Public Policy Polling (1/28-30, Arizona voters, no trendlines):
Terry Goddard (D): 40
Jon Kyl (R-inc): 50
Undecided: 9Phil Gordon (D): 33
Jon Kyl (R-inc): 54
Undecided: 13Ann Kirkpatrick (D): 35
Jon Kyl (R-inc): 51
Undecided: 14Janet Napolitano (D): 41
Jon Kyl (R-inc): 53
Undecided: 6
(MoE: ±4.0%)
This race hasn’t been high on Democrats’ wish lists, but it’s one of those races hanging around the margins that could become interesting under the right circumstances: with one or more of a Jon Kyl retirement (as has been increasingly rumored lately), an unusually good Dem candidate, and/or a substantial Dem uptick going into 2012. Without any of those (actually, I’d have considered Janet Napolitano that good candidate, but this poll seems to suggest otherwise), as this poll shows, it’s not really in close contention. I’d have been curious to see PPP try someone other than Kyl out for the GOP, but if he retires, there’ll be plenty of time to sort that out.
Kyl has 47/40 approvals, while Napolitano, seemingly having lost her bipartisan bona fides by joining the Obama administration, is at 40/55. Phoenix mayor Phil Gordon is even more noted for his bipartisanship… to the extent that he seems to have pissed everyone off equally; he’s at 19/37. The most popular Dem is ex-AG and 2010 gubernatorial candidate Terry Goddard at 43/35.
Speaking of a potential replacement for Kyl, AZ-06 Rep. Jeff Flake (who’s been known to be interested in a promotion) is now publicly saying that he’d think about running if Kyl retired. Flake is probably the second most libertarian-minded member of the whole House GOP, but that’s probably not a handicap for him running statewide in Arizona; he might wind up as strong a contender as Kyl. An open AZ-06 as currently configured wouldn’t be terribly interesting to Dems, as the heavily-Mormon, Mesa-based district is R+15… although given Arizona’s commission-based redistricting, the 6th could change a variety of ways.

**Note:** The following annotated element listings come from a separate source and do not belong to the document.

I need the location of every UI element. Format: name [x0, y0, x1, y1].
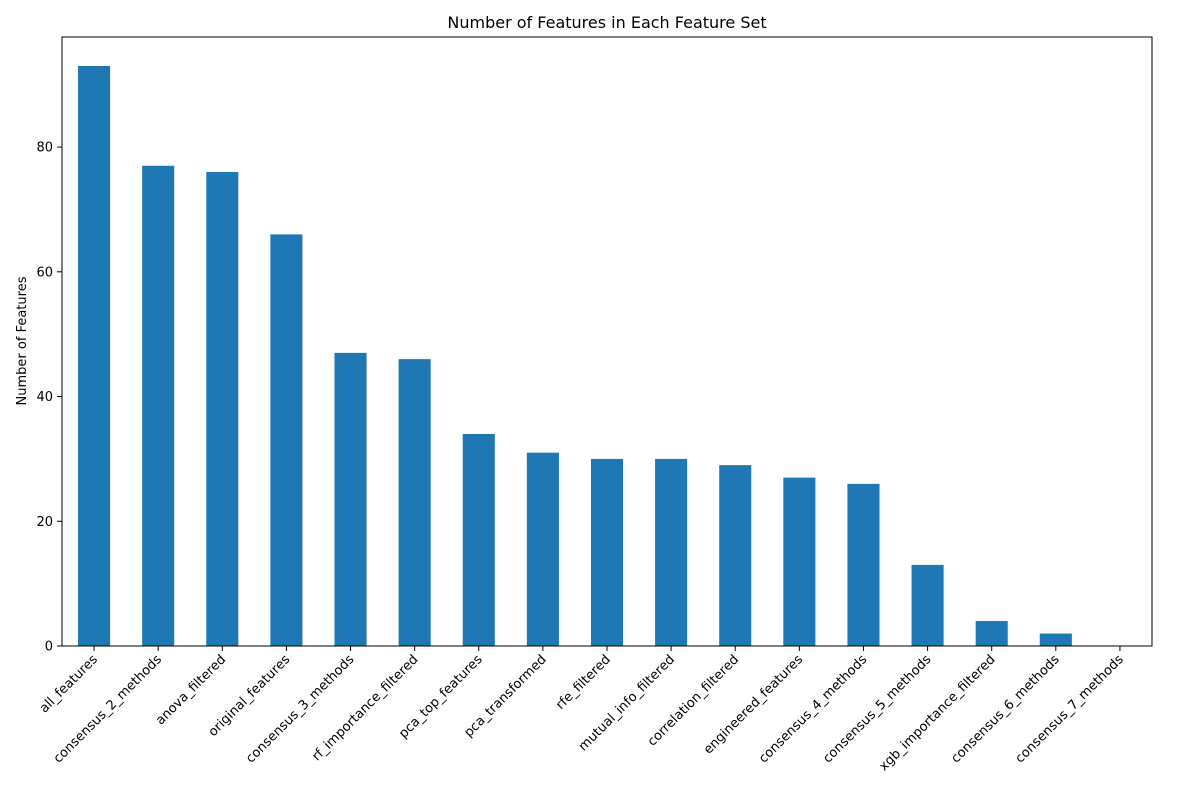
y-tick-label: 80	[36, 141, 53, 156]
x-tick-label: consensus_6_methods	[949, 652, 1063, 766]
bar-rfe_filtered	[590, 458, 624, 646]
y-axis-label: Number of Features	[15, 276, 30, 405]
bar-all_features	[78, 66, 111, 646]
bar-consensus_5_methods	[911, 564, 944, 646]
bar-engineered_features	[783, 477, 816, 646]
bar-pca_top_features	[462, 433, 495, 646]
bar-pca_transformed	[526, 452, 559, 646]
bar-anova_filtered	[206, 172, 239, 646]
bar-consensus_2_methods	[142, 165, 175, 646]
y-tick-label: 20	[36, 515, 53, 530]
x-tick-label: consensus_3_methods	[243, 652, 357, 766]
y-tick-label: 0	[45, 640, 53, 655]
x-tick-label: consensus_4_methods	[756, 652, 870, 766]
bar-consensus_3_methods	[334, 352, 367, 646]
bar-consensus_6_methods	[1039, 633, 1072, 646]
bar-mutual_info_filtered	[655, 458, 688, 646]
y-axis: 0 20 40 60 80	[36, 141, 62, 655]
bar-correlation_filtered	[719, 465, 752, 646]
x-tick-label: consensus_2_methods	[51, 652, 165, 766]
x-tick-label: consensus_7_methods	[1013, 652, 1127, 766]
bars-group	[78, 66, 1072, 646]
bar-rf_importance_filtered	[398, 359, 431, 646]
x-tick-label: rfe_filtered	[553, 652, 614, 713]
x-tick-label: consensus_5_methods	[820, 652, 934, 766]
y-tick-label: 60	[36, 265, 53, 280]
bar-original_features	[270, 234, 303, 646]
x-tick-label: xgb_importance_filtered	[876, 652, 998, 774]
bar-consensus_4_methods	[847, 483, 880, 646]
bar-xgb_importance_filtered	[975, 621, 1008, 646]
x-tick-label: all_features	[37, 652, 101, 716]
y-tick-label: 40	[36, 390, 53, 405]
x-tick-label: rf_importance_filtered	[309, 652, 421, 764]
chart-title: Number of Features in Each Feature Set	[447, 13, 766, 32]
x-axis: all_featuresconsensus_2_methodsanova_fil…	[37, 646, 1127, 774]
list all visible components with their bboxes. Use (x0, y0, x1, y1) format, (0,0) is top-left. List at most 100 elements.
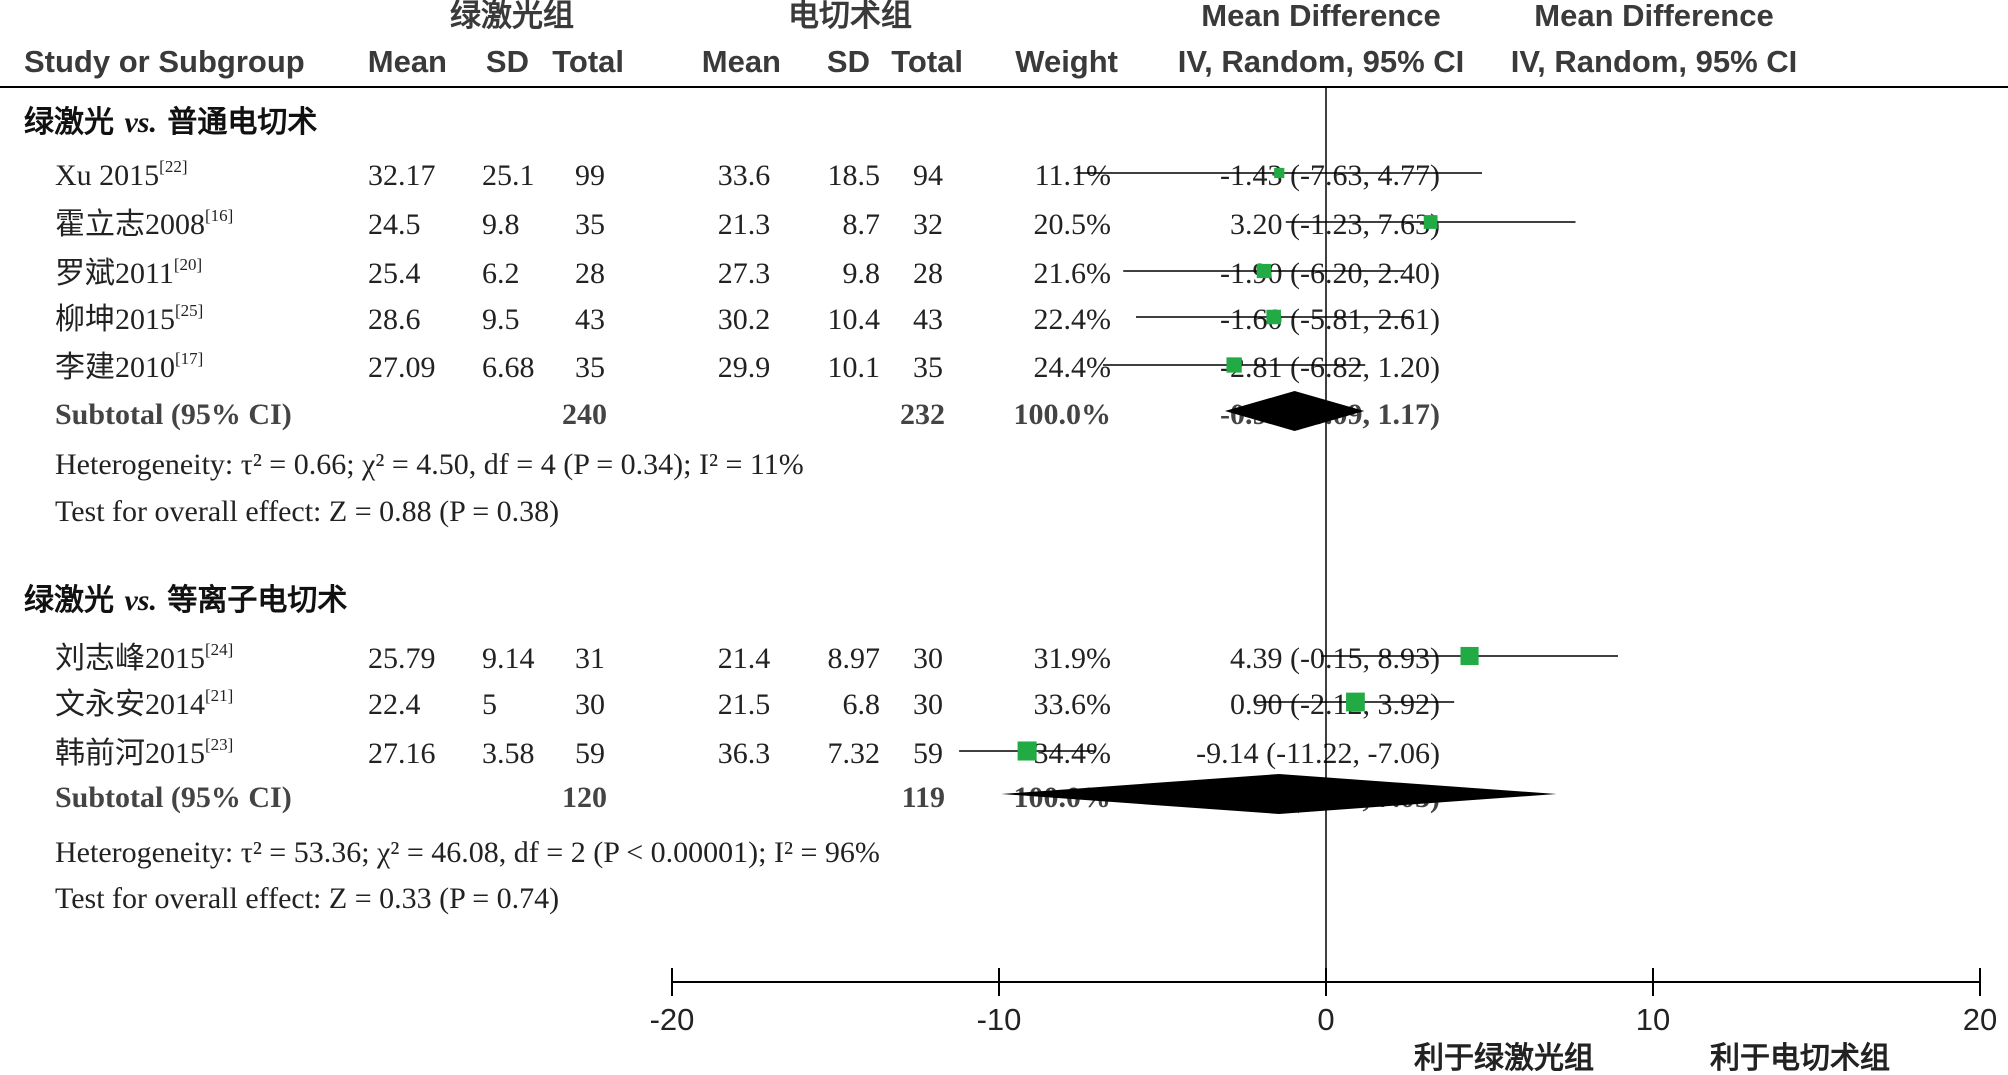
mean-group2: 30.2 (718, 303, 771, 336)
mean1-header: Mean (368, 44, 447, 79)
mean-group1: 25.79 (368, 642, 436, 675)
sd-group1: 3.58 (482, 737, 535, 770)
study-column-header: Study or Subgroup (24, 44, 305, 79)
study-name: 李建2010[17] (55, 349, 203, 384)
weight-value: 24.4% (1034, 351, 1112, 384)
mean-difference-ci: -9.14 (-11.22, -7.06) (1196, 737, 1440, 770)
total-group1: 30 (575, 688, 605, 721)
total-group2: 30 (913, 688, 943, 721)
mean-difference-ci: 0.90 (-2.12, 3.92) (1230, 688, 1440, 721)
effect-marker (1226, 357, 1242, 373)
sd-group1: 6.2 (482, 257, 520, 290)
mean-group1: 27.09 (368, 351, 436, 384)
total-group2: 35 (913, 351, 943, 384)
study-name: 霍立志2008[16] (55, 206, 233, 241)
sd-group1: 6.68 (482, 351, 535, 384)
weight-value: 22.4% (1034, 303, 1112, 336)
favours-left-label: 利于绿激光组 (1414, 1041, 1594, 1075)
study-name: 柳坤2015[25] (55, 301, 203, 336)
effect-marker (1266, 309, 1281, 325)
sd-group1: 9.8 (482, 208, 520, 241)
study-name: Xu 2015[22] (55, 157, 188, 192)
mean-group1: 22.4 (368, 688, 421, 721)
x-axis-tick-label: 0 (1317, 1002, 1334, 1037)
mean-difference-ci: -1.90 (-6.20, 2.40) (1220, 257, 1440, 290)
weight-value: 31.9% (1034, 642, 1112, 675)
study-name: 韩前河2015[23] (55, 735, 233, 770)
mean-group1: 27.16 (368, 737, 436, 770)
total-group2: 32 (913, 208, 943, 241)
sd-group2: 8.7 (843, 208, 881, 241)
study-name: 罗斌2011[20] (55, 255, 202, 290)
subgroup-title: 绿激光 vs. 等离子电切术 (24, 583, 347, 618)
subtotal-diamond (1001, 774, 1557, 814)
sd-group1: 9.5 (482, 303, 520, 336)
subgroup-title: 绿激光 vs. 普通电切术 (24, 105, 317, 140)
weight-header: Weight (1015, 44, 1118, 79)
group1-header: 绿激光组 (450, 0, 574, 33)
plot-column-title: Mean Difference (1534, 0, 1773, 33)
heterogeneity-text: Heterogeneity: τ² = 0.66; χ² = 4.50, df … (55, 448, 804, 481)
total-group1: 43 (575, 303, 605, 336)
mean-difference-ci: -2.81 (-6.82, 1.20) (1220, 351, 1440, 384)
group2-header: 电切术组 (788, 0, 912, 33)
x-axis-tick-label: 10 (1636, 1002, 1670, 1037)
sd-group2: 10.1 (828, 351, 881, 384)
total-group1: 31 (575, 642, 605, 675)
x-axis-tick-label: 20 (1963, 1002, 1997, 1037)
effect-marker (1346, 692, 1365, 712)
md-column-method: IV, Random, 95% CI (1178, 44, 1465, 79)
sd2-header: SD (827, 44, 870, 79)
effect-marker (1274, 167, 1285, 179)
mean-group2: 21.5 (718, 688, 771, 721)
mean-group2: 21.3 (718, 208, 771, 241)
mean-difference-ci: -1.60 (-5.81, 2.61) (1220, 303, 1440, 336)
study-name: 文永安2014[21] (55, 686, 233, 721)
mean-group1: 28.6 (368, 303, 421, 336)
effect-marker (1460, 646, 1479, 666)
mean-group2: 33.6 (718, 159, 771, 192)
subtotal-weight: 100.0% (1014, 398, 1112, 431)
mean-difference-ci: 3.20 (-1.23, 7.63) (1230, 208, 1440, 241)
sd-group2: 18.5 (828, 159, 881, 192)
total-group1: 28 (575, 257, 605, 290)
weight-value: 11.1% (1035, 159, 1111, 192)
total2-header: Total (891, 44, 963, 79)
subtotal-label: Subtotal (95% CI) (55, 398, 292, 431)
weight-value: 21.6% (1034, 257, 1112, 290)
mean-group1: 24.5 (368, 208, 421, 241)
total-group2: 28 (913, 257, 943, 290)
total-group2: 94 (913, 159, 943, 192)
md-column-title: Mean Difference (1201, 0, 1440, 33)
subtotal-total-group1: 120 (562, 781, 607, 814)
effect-marker (1256, 263, 1271, 279)
plot-column-method: IV, Random, 95% CI (1511, 44, 1798, 79)
mean-difference-ci: 4.39 (-0.15, 8.93) (1230, 642, 1440, 675)
favours-right-label: 利于电切术组 (1710, 1041, 1890, 1075)
subtotal-diamond (1224, 391, 1365, 431)
sd-group1: 5 (482, 688, 497, 721)
total-group2: 30 (913, 642, 943, 675)
mean-group2: 36.3 (718, 737, 771, 770)
total-group1: 35 (575, 351, 605, 384)
total-group1: 35 (575, 208, 605, 241)
subtotal-total-group1: 240 (562, 398, 607, 431)
subtotal-total-group2: 119 (902, 781, 945, 814)
total-group1: 59 (575, 737, 605, 770)
sd-group2: 8.97 (828, 642, 881, 675)
subtotal-label: Subtotal (95% CI) (55, 781, 292, 814)
mean2-header: Mean (702, 44, 781, 79)
effect-marker (1017, 741, 1037, 761)
subtotal-total-group2: 232 (900, 398, 945, 431)
sd-group2: 9.8 (843, 257, 881, 290)
sd-group2: 7.32 (828, 737, 881, 770)
total1-header: Total (552, 44, 624, 79)
total-group1: 99 (575, 159, 605, 192)
x-axis-tick-label: -20 (650, 1002, 695, 1037)
mean-group1: 32.17 (368, 159, 436, 192)
x-axis-tick-label: -10 (977, 1002, 1022, 1037)
sd-group1: 25.1 (482, 159, 535, 192)
sd-group1: 9.14 (482, 642, 535, 675)
overall-effect-text: Test for overall effect: Z = 0.33 (P = 0… (55, 882, 559, 915)
study-name: 刘志峰2015[24] (55, 640, 233, 675)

What is it with Arizona :-/
Arizona is one just a few states that worries me. They seem to be one of those few states where even horrible, horrible candidates can win so long as they are Republican. Even states as partisan (on both sides) have some kind of introspection and internal dialogue, where they at least pretend to put forth their best candidates. That seems to be completely missing in AZ. You don’t have to be a Democrat to see that people like Jan Brewer and Jon Kyl are the absolute bottom of the barrel politicians.
Arizona is in sort of a bizarro-land at this point. It seems right on the verge of becoming a purple state, yet the state Democratic party is so far lost in the wilderness we’re in no position to capitalize on it. SB 1070 isn’t quite the death note for Democrats that everyone treats it to be (or else explain Rotellini’s 48%…), but as long as we have a state party that, say, doesn’t see a problem with leaving open a State Senate seat where Obama got 48% of the vote uncontested because it’s somehow heavily Republican territory, then we’ll get nowhere slowly.
I’m surprised to see Goddard on the verge of competitive though. The CW seemed to be that he’s lost one too many statewide races. He’s actually kinda old to be a freshman Senator though (64), so who knows if that’s a real possibility.
I keep saying, though, that Flake has a serious Achilles heal in the Republican primary: comprehensive immigration reform. His libertarian ways could make him an attractive general election candidate, but the Arizona Republican Party would have to change very dramatically very quickly for his views on immigration to not be a major problem. Hell, in his own district some dude with almost no campaign got 35% just for being on the ballot against him in last year’s primary.
Republicans have successfully used Immigration to turn
the state away from purple state to solid Red state.The way
It Is going Obama might just give up and do no play for Arizona.
I the only one who doesn’t hate these results? Goddard only trails him by ten. This suggests that in an open seat he would likely be competitive.